Running away from all the “bad feels”

Ya know when sometimes you’re not having a great day and you tell a loved one and they try come up with a solution for you… but that isn’t really what you wanted? You just wanted someone to hold space for you and kind of hear you out?

 

Quick. Fix it! We tell ourselves.
This is a bad feeling. This is an uncomfortable feeling. It is wrong and it needs to not be here.
Distract yourself.
Meditate.
Find the hidden lesson. FIND IT!!
Be POSITIVE.
Be GRATEFUL.

 

When the mood strikes…

I woke up one day this week and I was in a bad mood. And while I knew there were things I could do to pull myself out of this mood, I just… didn’t want to do it. When I scraped my hip on the corner of the kitchen table and bent over, winded, convinced I had been sliced clean in half, I didn’t want to breathe deeply and count to ten, dammit. I wanted to let out a yell that sounded like a mix between a hyena orgy and two monster trucks colliding into each other.

There was something just so good about letting the emotion course through my body. It felt good to stomp my feet around the house like an overconfident toddler hyped-up on red cordial. It felt fantastic to yell “shut the fuck up!” to the birds going apeshit outside my window.

I gave myself full permission to feel it. This voice in my head said; okay, you psycho. You do what you gotta do. As long as you’re not taking it out on innocent people or making any rash, permanent decisions (such as getting a forehead tattoo proclaiming I HATE EVERYTHING) go for it.

 

Why do we run away from feeling bad?

According to an excellent article in psychology today, humans are prone to avoiding bad feelings because, well, they feel bad (in other breaking news, the sky is blue). We have associated negative feelings with being a negative thing, so would much rather distract ourselves or act like it’s not happening.

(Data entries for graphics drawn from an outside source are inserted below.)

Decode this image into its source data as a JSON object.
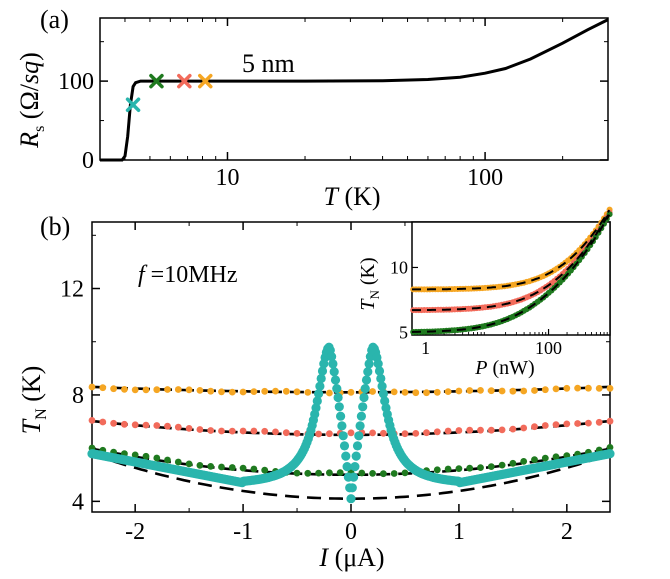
{
  "figure": {
    "panel_a_label": "(a)",
    "panel_b_label": "(b)",
    "inset_label_placeholder": ""
  },
  "chart_data": [
    {
      "id": "panel-a",
      "type": "line",
      "title": "",
      "annotation": "5 nm",
      "xlabel": "T (K)",
      "ylabel": "R_s (Ω/sq)",
      "xscale": "log",
      "xlim": [
        3.2,
        300
      ],
      "ylim": [
        0,
        180
      ],
      "xticks": [
        {
          "value": 10,
          "label": "10"
        },
        {
          "value": 100,
          "label": "100"
        }
      ],
      "yticks": [
        {
          "value": 0,
          "label": "0"
        },
        {
          "value": 100,
          "label": "100"
        }
      ],
      "grid": false,
      "series": [
        {
          "color": "#000000",
          "x": [
            3.2,
            3.6,
            3.9,
            4.0,
            4.1,
            4.2,
            4.3,
            4.4,
            4.6,
            5,
            6,
            8,
            12,
            20,
            40,
            60,
            80,
            100,
            120,
            150,
            200,
            250,
            300
          ],
          "y": [
            0,
            0,
            0,
            5,
            30,
            70,
            93,
            98,
            100,
            100,
            100,
            100,
            100,
            100,
            100.5,
            102,
            105,
            110,
            116,
            128,
            148,
            165,
            178
          ]
        }
      ],
      "markers": [
        {
          "x": 4.3,
          "y": 70,
          "color": "#2ab5ad",
          "symbol": "x"
        },
        {
          "x": 5.3,
          "y": 100,
          "color": "#1f7a1f",
          "symbol": "x"
        },
        {
          "x": 6.8,
          "y": 100,
          "color": "#f26b5b",
          "symbol": "x"
        },
        {
          "x": 8.2,
          "y": 100,
          "color": "#f5a623",
          "symbol": "x"
        }
      ]
    },
    {
      "id": "panel-b",
      "type": "scatter",
      "title": "",
      "annotation": "f =10MHz",
      "xlabel": "I (μA)",
      "ylabel": "T_N (K)",
      "xlim": [
        -2.4,
        2.4
      ],
      "ylim": [
        3.6,
        14.5
      ],
      "xticks": [
        {
          "value": -2,
          "label": "-2"
        },
        {
          "value": -1,
          "label": "-1"
        },
        {
          "value": 0,
          "label": "0"
        },
        {
          "value": 1,
          "label": "1"
        },
        {
          "value": 2,
          "label": "2"
        }
      ],
      "yticks": [
        {
          "value": 4,
          "label": "4"
        },
        {
          "value": 8,
          "label": "8"
        },
        {
          "value": 12,
          "label": "12"
        }
      ],
      "grid": false,
      "series": [
        {
          "color": "#f5a623",
          "kind": "flat",
          "base": 8.1,
          "curv": 0.03,
          "edge": 8.3
        },
        {
          "color": "#f26b5b",
          "kind": "flat",
          "base": 6.55,
          "curv": 0.085,
          "edge": 7.05
        },
        {
          "color": "#1f7a1f",
          "kind": "flat",
          "base": 5.05,
          "curv": 0.17,
          "edge": 6.0
        },
        {
          "color": "#2ab5ad",
          "kind": "peaked",
          "base": 5.05,
          "peak_x": 0.2,
          "peak_y": 9.8,
          "center_y": 4.1,
          "edge": 5.75
        }
      ],
      "fits": [
        {
          "base": 8.1,
          "curv": 0.035
        },
        {
          "base": 6.5,
          "curv": 0.09
        },
        {
          "base": 5.0,
          "curv": 0.17
        },
        {
          "base": 4.1,
          "curv": 0.29
        }
      ]
    },
    {
      "id": "inset",
      "type": "scatter",
      "title": "",
      "xlabel": "P (nW)",
      "ylabel": "T_N (K)",
      "xscale": "log",
      "xlim": [
        0.6,
        1000
      ],
      "ylim": [
        4.8,
        13.5
      ],
      "xticks": [
        {
          "value": 1,
          "label": "1"
        },
        {
          "value": 100,
          "label": "100"
        }
      ],
      "yticks": [
        {
          "value": 5,
          "label": "5"
        },
        {
          "value": 10,
          "label": "10"
        }
      ],
      "grid": false,
      "series": [
        {
          "color": "#f5a623",
          "t0": 8.3
        },
        {
          "color": "#f26b5b",
          "t0": 6.7
        },
        {
          "color": "#1f7a1f",
          "t0": 5.0
        }
      ],
      "p_scale": 120,
      "t_top": 13.3
    }
  ]
}
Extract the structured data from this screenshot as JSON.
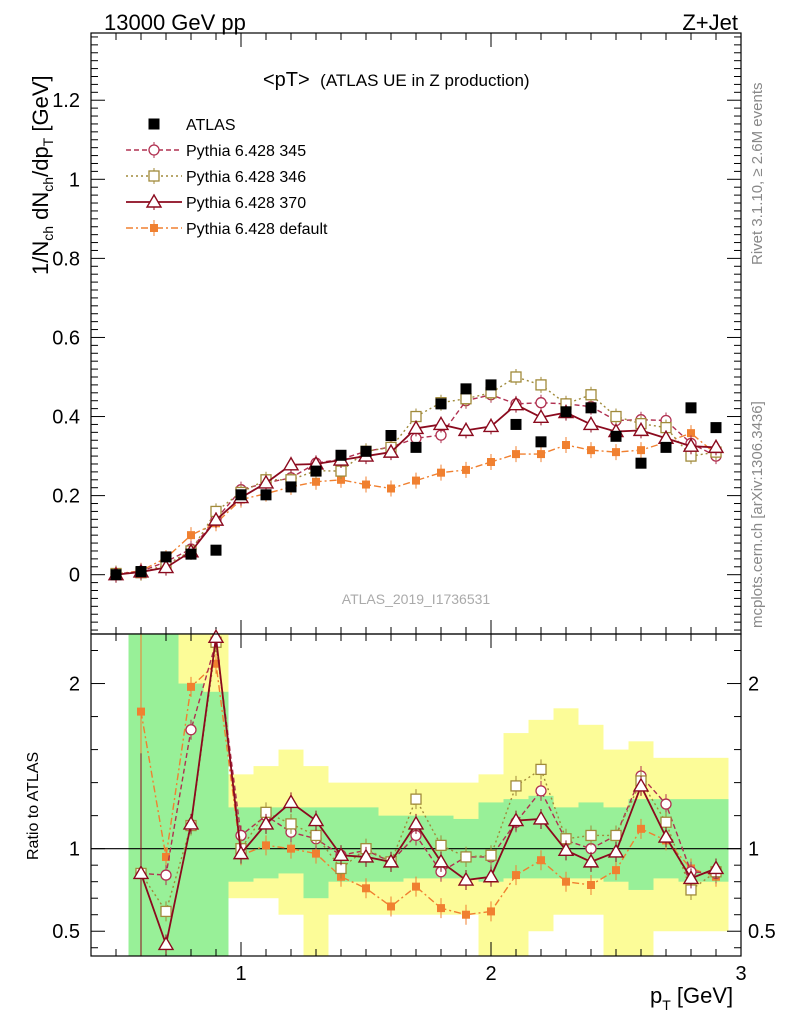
{
  "header": {
    "energy": "13000 GeV pp",
    "process": "Z+Jet"
  },
  "plot_title": {
    "main": "<pT>",
    "sub": "(ATLAS UE in Z production)"
  },
  "watermark": "ATLAS_2019_I1736531",
  "side_labels": {
    "rivet": "Rivet 3.1.10, ≥ 2.6M events",
    "source": "mcplots.cern.ch [arXiv:1306.3436]"
  },
  "axes": {
    "ylabel_main": "1/N_ch dN_ch/dp_T [GeV]",
    "ylabel_ratio": "Ratio to ATLAS",
    "xlabel": "p_T [GeV]"
  },
  "chart_data": [
    {
      "type": "scatter",
      "panel": "main",
      "xlim": [
        0.4,
        3.0
      ],
      "ylim": [
        -0.15,
        1.37
      ],
      "x_ticks": [
        1,
        2,
        3
      ],
      "y_ticks": [
        0,
        0.2,
        0.4,
        0.6,
        0.8,
        1,
        1.2
      ],
      "legend": "top-left",
      "x": [
        0.5,
        0.6,
        0.7,
        0.8,
        0.9,
        1.0,
        1.1,
        1.2,
        1.3,
        1.4,
        1.5,
        1.6,
        1.7,
        1.8,
        1.9,
        2.0,
        2.1,
        2.2,
        2.3,
        2.4,
        2.5,
        2.6,
        2.7,
        2.8,
        2.9
      ],
      "series": [
        {
          "name": "ATLAS",
          "style": "data",
          "color": "#000000",
          "values": [
            0.0,
            0.008,
            0.045,
            0.052,
            0.062,
            0.202,
            0.202,
            0.222,
            0.262,
            0.302,
            0.312,
            0.352,
            0.322,
            0.432,
            0.47,
            0.48,
            0.38,
            0.336,
            0.412,
            0.422,
            0.35,
            0.282,
            0.322,
            0.422,
            0.372
          ]
        },
        {
          "name": "Pythia 6.428 345",
          "style": "circle",
          "color": "#b03050",
          "values": [
            0.002,
            0.008,
            0.033,
            0.065,
            0.14,
            0.215,
            0.232,
            0.245,
            0.282,
            0.292,
            0.312,
            0.323,
            0.345,
            0.353,
            0.44,
            0.455,
            0.432,
            0.435,
            0.432,
            0.425,
            0.39,
            0.392,
            0.39,
            0.332,
            0.3
          ]
        },
        {
          "name": "Pythia 6.428 346",
          "style": "square",
          "color": "#a08a3a",
          "values": [
            0.003,
            0.005,
            0.025,
            0.06,
            0.16,
            0.208,
            0.24,
            0.24,
            0.263,
            0.262,
            0.312,
            0.322,
            0.4,
            0.435,
            0.445,
            0.46,
            0.5,
            0.48,
            0.432,
            0.455,
            0.4,
            0.382,
            0.372,
            0.3,
            0.31
          ]
        },
        {
          "name": "Pythia 6.428 370",
          "style": "triangle",
          "color": "#8b0a1e",
          "values": [
            0.0,
            0.007,
            0.018,
            0.058,
            0.138,
            0.195,
            0.232,
            0.278,
            0.28,
            0.29,
            0.3,
            0.31,
            0.37,
            0.38,
            0.365,
            0.375,
            0.43,
            0.398,
            0.41,
            0.38,
            0.362,
            0.365,
            0.345,
            0.325,
            0.322
          ]
        },
        {
          "name": "Pythia 6.428 default",
          "style": "filled-square",
          "color": "#f08030",
          "values": [
            0.002,
            0.01,
            0.042,
            0.1,
            0.13,
            0.19,
            0.205,
            0.222,
            0.235,
            0.24,
            0.228,
            0.218,
            0.238,
            0.258,
            0.265,
            0.285,
            0.305,
            0.305,
            0.328,
            0.315,
            0.31,
            0.315,
            0.335,
            0.358,
            0.305
          ]
        }
      ]
    },
    {
      "type": "scatter",
      "panel": "ratio",
      "xlim": [
        0.4,
        3.0
      ],
      "ylim": [
        0.35,
        2.3
      ],
      "y_ticks": [
        0.5,
        1,
        2
      ],
      "reference_line": 1,
      "x": [
        0.6,
        0.7,
        0.8,
        0.9,
        1.0,
        1.1,
        1.2,
        1.3,
        1.4,
        1.5,
        1.6,
        1.7,
        1.8,
        1.9,
        2.0,
        2.1,
        2.2,
        2.3,
        2.4,
        2.5,
        2.6,
        2.7,
        2.8,
        2.9
      ],
      "bands": {
        "bin_edges": [
          0.55,
          0.65,
          0.75,
          0.85,
          0.95,
          1.05,
          1.15,
          1.25,
          1.35,
          1.45,
          1.55,
          1.65,
          1.75,
          1.85,
          1.95,
          2.05,
          2.15,
          2.25,
          2.35,
          2.45,
          2.55,
          2.65,
          2.75,
          2.85,
          2.95
        ],
        "green_lo": [
          0.35,
          0.35,
          0.35,
          0.35,
          0.8,
          0.82,
          0.85,
          0.7,
          0.8,
          0.8,
          0.8,
          0.82,
          0.82,
          0.82,
          0.8,
          0.82,
          0.82,
          0.82,
          0.82,
          0.8,
          0.75,
          0.82,
          0.8,
          0.8
        ],
        "green_hi": [
          2.3,
          2.3,
          2.0,
          1.95,
          1.25,
          1.25,
          1.25,
          1.25,
          1.25,
          1.25,
          1.2,
          1.2,
          1.2,
          1.18,
          1.28,
          1.3,
          1.32,
          1.25,
          1.28,
          1.25,
          1.3,
          1.3,
          1.3,
          1.3
        ],
        "yellow_lo": [
          0.35,
          0.35,
          0.35,
          0.35,
          0.7,
          0.7,
          0.6,
          0.35,
          0.6,
          0.6,
          0.6,
          0.6,
          0.6,
          0.6,
          0.35,
          0.35,
          0.5,
          0.6,
          0.6,
          0.35,
          0.35,
          0.5,
          0.5,
          0.5
        ],
        "yellow_hi": [
          2.3,
          2.3,
          2.3,
          2.3,
          1.45,
          1.5,
          1.6,
          1.5,
          1.4,
          1.4,
          1.4,
          1.4,
          1.4,
          1.4,
          1.45,
          1.7,
          1.78,
          1.85,
          1.75,
          1.6,
          1.65,
          1.55,
          1.55,
          1.55
        ],
        "green": "#98f098",
        "yellow": "#fcfc98"
      },
      "series": [
        {
          "name": "Pythia 6.428 345",
          "values": [
            0.85,
            0.84,
            1.72,
            2.25,
            1.08,
            1.2,
            1.1,
            1.06,
            0.96,
            0.99,
            0.92,
            1.08,
            0.86,
            0.95,
            0.95,
            1.16,
            1.35,
            1.05,
            1.0,
            1.08,
            1.44,
            1.27,
            0.86,
            0.85
          ]
        },
        {
          "name": "Pythia 6.428 346",
          "values": [
            0.85,
            0.62,
            1.14,
            2.25,
            1.0,
            1.22,
            1.15,
            1.08,
            0.88,
            1.0,
            0.92,
            1.3,
            1.02,
            0.95,
            0.96,
            1.38,
            1.48,
            1.06,
            1.08,
            1.08,
            1.41,
            1.16,
            0.75,
            0.86
          ]
        },
        {
          "name": "Pythia 6.428 370",
          "values": [
            0.85,
            0.42,
            1.15,
            2.28,
            0.97,
            1.15,
            1.28,
            1.17,
            0.96,
            0.95,
            0.92,
            1.15,
            0.92,
            0.81,
            0.83,
            1.17,
            1.18,
            0.99,
            0.92,
            0.98,
            1.38,
            1.07,
            0.82,
            0.88
          ]
        },
        {
          "name": "Pythia 6.428 default",
          "values": [
            1.83,
            0.95,
            1.98,
            2.12,
            0.96,
            1.02,
            1.0,
            0.97,
            0.83,
            0.76,
            0.65,
            0.77,
            0.64,
            0.6,
            0.62,
            0.84,
            0.93,
            0.8,
            0.78,
            0.87,
            1.12,
            1.05,
            0.88,
            0.83
          ]
        }
      ]
    }
  ]
}
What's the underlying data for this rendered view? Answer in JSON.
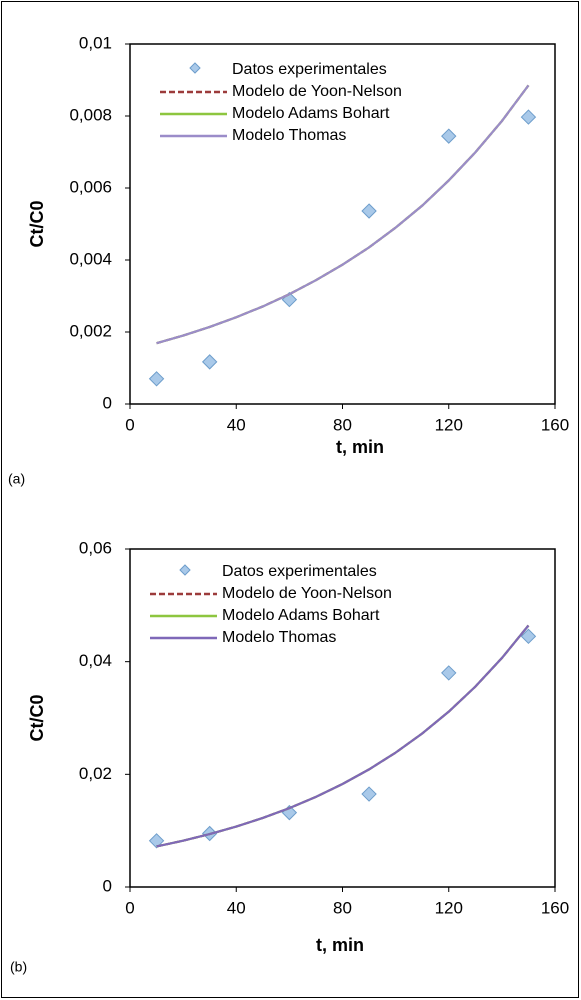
{
  "chart_data": [
    {
      "type": "line",
      "panel_label": "(a)",
      "x_label": "t, min",
      "y_label": "Ct/C0",
      "xlim": [
        0,
        160
      ],
      "xticks": [
        0,
        40,
        80,
        120,
        160
      ],
      "ylim": [
        0,
        0.01
      ],
      "yticks": [
        0,
        {
          "value": 0.002,
          "label": "0,002"
        },
        {
          "value": 0.004,
          "label": "0,004"
        },
        {
          "value": 0.006,
          "label": "0,006"
        },
        {
          "value": 0.008,
          "label": "0,008"
        },
        {
          "value": 0.01,
          "label": "0,01"
        }
      ],
      "series": [
        {
          "name": "Datos experimentales",
          "style": "markers",
          "color": "#a9c9e9",
          "x": [
            10,
            30,
            60,
            90,
            120,
            150
          ],
          "values": [
            0.0007,
            0.00117,
            0.0029,
            0.00536,
            0.00744,
            0.00797
          ]
        },
        {
          "name": "Modelo de Yoon-Nelson",
          "style": "dashed",
          "color": "#9c3b3b",
          "x": [
            10,
            20,
            30,
            40,
            50,
            60,
            70,
            80,
            90,
            100,
            110,
            120,
            130,
            140,
            150
          ],
          "values": [
            0.00169,
            0.0019,
            0.00214,
            0.00241,
            0.00271,
            0.00305,
            0.00344,
            0.00387,
            0.00435,
            0.0049,
            0.00551,
            0.00621,
            0.00699,
            0.00786,
            0.00885
          ]
        },
        {
          "name": "Modelo Adams Bohart",
          "style": "solid",
          "color": "#8dc63f",
          "x": [
            10,
            20,
            30,
            40,
            50,
            60,
            70,
            80,
            90,
            100,
            110,
            120,
            130,
            140,
            150
          ],
          "values": [
            0.00169,
            0.0019,
            0.00214,
            0.00241,
            0.00271,
            0.00305,
            0.00344,
            0.00387,
            0.00435,
            0.0049,
            0.00551,
            0.00621,
            0.00699,
            0.00786,
            0.00885
          ]
        },
        {
          "name": "Modelo Thomas",
          "style": "solid",
          "color": "#9b8cc9",
          "x": [
            10,
            20,
            30,
            40,
            50,
            60,
            70,
            80,
            90,
            100,
            110,
            120,
            130,
            140,
            150
          ],
          "values": [
            0.00169,
            0.0019,
            0.00214,
            0.00241,
            0.00271,
            0.00305,
            0.00344,
            0.00387,
            0.00435,
            0.0049,
            0.00551,
            0.00621,
            0.00699,
            0.00786,
            0.00885
          ]
        }
      ]
    },
    {
      "type": "line",
      "panel_label": "(b)",
      "x_label": "t, min",
      "y_label": "Ct/C0",
      "xlim": [
        0,
        160
      ],
      "xticks": [
        0,
        40,
        80,
        120,
        160
      ],
      "ylim": [
        0,
        0.06
      ],
      "yticks": [
        0,
        {
          "value": 0.02,
          "label": "0,02"
        },
        {
          "value": 0.04,
          "label": "0,04"
        },
        {
          "value": 0.06,
          "label": "0,06"
        }
      ],
      "series": [
        {
          "name": "Datos experimentales",
          "style": "markers",
          "color": "#a9c9e9",
          "x": [
            10,
            30,
            60,
            90,
            120,
            150
          ],
          "values": [
            0.0082,
            0.0095,
            0.0132,
            0.0165,
            0.038,
            0.0445
          ]
        },
        {
          "name": "Modelo de Yoon-Nelson",
          "style": "dashed",
          "color": "#9c3b3b",
          "x": [
            10,
            20,
            30,
            40,
            50,
            60,
            70,
            80,
            90,
            100,
            110,
            120,
            130,
            140,
            150
          ],
          "values": [
            0.0072,
            0.00822,
            0.00939,
            0.01073,
            0.01226,
            0.014,
            0.016,
            0.01828,
            0.02088,
            0.02385,
            0.02725,
            0.03113,
            0.03557,
            0.04064,
            0.04642
          ]
        },
        {
          "name": "Modelo Adams Bohart",
          "style": "solid",
          "color": "#8dc63f",
          "x": [
            10,
            20,
            30,
            40,
            50,
            60,
            70,
            80,
            90,
            100,
            110,
            120,
            130,
            140,
            150
          ],
          "values": [
            0.0072,
            0.00822,
            0.00939,
            0.01073,
            0.01226,
            0.014,
            0.016,
            0.01828,
            0.02088,
            0.02385,
            0.02725,
            0.03113,
            0.03557,
            0.04064,
            0.04642
          ]
        },
        {
          "name": "Modelo Thomas",
          "style": "solid",
          "color": "#7f68b8",
          "x": [
            10,
            20,
            30,
            40,
            50,
            60,
            70,
            80,
            90,
            100,
            110,
            120,
            130,
            140,
            150
          ],
          "values": [
            0.0072,
            0.00822,
            0.00939,
            0.01073,
            0.01226,
            0.014,
            0.016,
            0.01828,
            0.02088,
            0.02385,
            0.02725,
            0.03113,
            0.03557,
            0.04064,
            0.04642
          ]
        }
      ]
    }
  ]
}
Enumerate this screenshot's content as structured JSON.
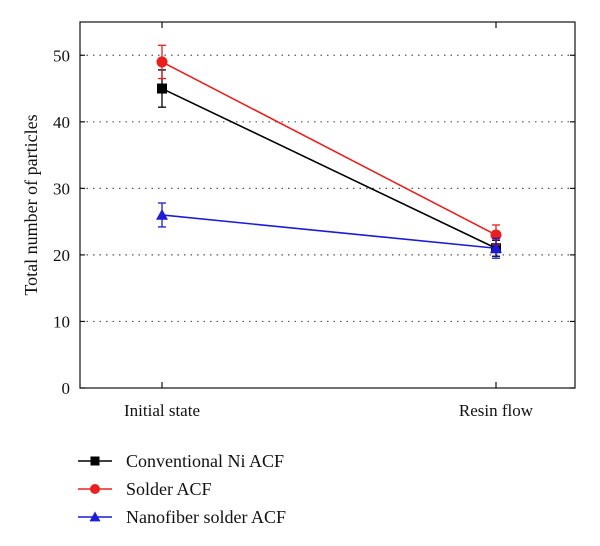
{
  "chart_data": {
    "type": "line",
    "categories": [
      "Initial state",
      "Resin flow"
    ],
    "ylabel": "Total number of particles",
    "ylim": [
      0,
      55
    ],
    "yticks": [
      0,
      10,
      20,
      30,
      40,
      50
    ],
    "grid": "horizontal dotted",
    "legend_position": "bottom-left, below plot",
    "series": [
      {
        "name": "Conventional Ni ACF",
        "color": "#000000",
        "marker": "square",
        "values": [
          45,
          21
        ],
        "errors": [
          2.8,
          1.2
        ]
      },
      {
        "name": "Solder ACF",
        "color": "#e8201e",
        "marker": "circle",
        "values": [
          49,
          23
        ],
        "errors": [
          2.5,
          1.5
        ]
      },
      {
        "name": "Nanofiber solder ACF",
        "color": "#1c1cd8",
        "marker": "triangle",
        "values": [
          26,
          21
        ],
        "errors": [
          1.8,
          1.5
        ]
      }
    ]
  }
}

“There are several reasons why emotional avoidance is harmful,” says Dr. Noam Shpancer.

“First, important goals and pursuits in your life may inherently involve going through some challenging times and situations, and an unwillingness to ‘pay the toll’ for the trip may narrow your life horizons needlessly.”

“Over time, avoidance becomes a prison, because after a while you begin to feel the need to avoid many situations, people, experiences and places that may bring the negative emotion to mind, stir it, or remind you of it. And the more you avoid, the weaker you feel, the more your coping skills diminish, and the less of life you can experience.”

Glennon Doyle Melton

Human for a reason

Currently I am very slowly learning Spanish in El Salvador. Given it is a tropical climate, it is usually very hot. The word for hot, like a hot coffee, is caliente. So I thought saying “Estoy caliente hoy” -I am hot today- was the right thing to say to everyone in the town, every day. A few months later I found out, in fact, the right thing to say is “Tengo calor” -I’ve got heat- as when the word “caliente” is applied to a person, it means horny. So essentially I had been walking around telling the whole town “I am horny” (perhaps that is why I made many friends, very quickly.) But if I wanted to avoid further shame like that, I would have to avoid practicing my Spanish, which in turn would cut of many conversations and wonderful experiences with Spanish speaking people.

Shame, agitation, anger, sadness, melancholy, nostalgia, embarrassment.

We are human for a reason.
We were given this capacity of emotions, to feel them.

Next time you try outrun a bad mood because you’re thinking: it shouldn’t be like this, consider this:

Maybe it is exactly how it should be. Perhaps your agitation is asking you to feel it. Maybe living a big life calls for these emotions to be felt, and often.

 

And so…

I do think yoga and meditation are useful tools to really step outside the situation, look inside, and realize in the scheme of things, what is making you angry is not even a flea on the whole dogs butt of life. Positive thinking is fab for turning a situation on its head and stimulating radical gratitude.

And.

Sometimes you just need to let yourself feel like shit.

And usually you’ll find once you just go through whatever feeling you need to go through, it passes sooner than expected.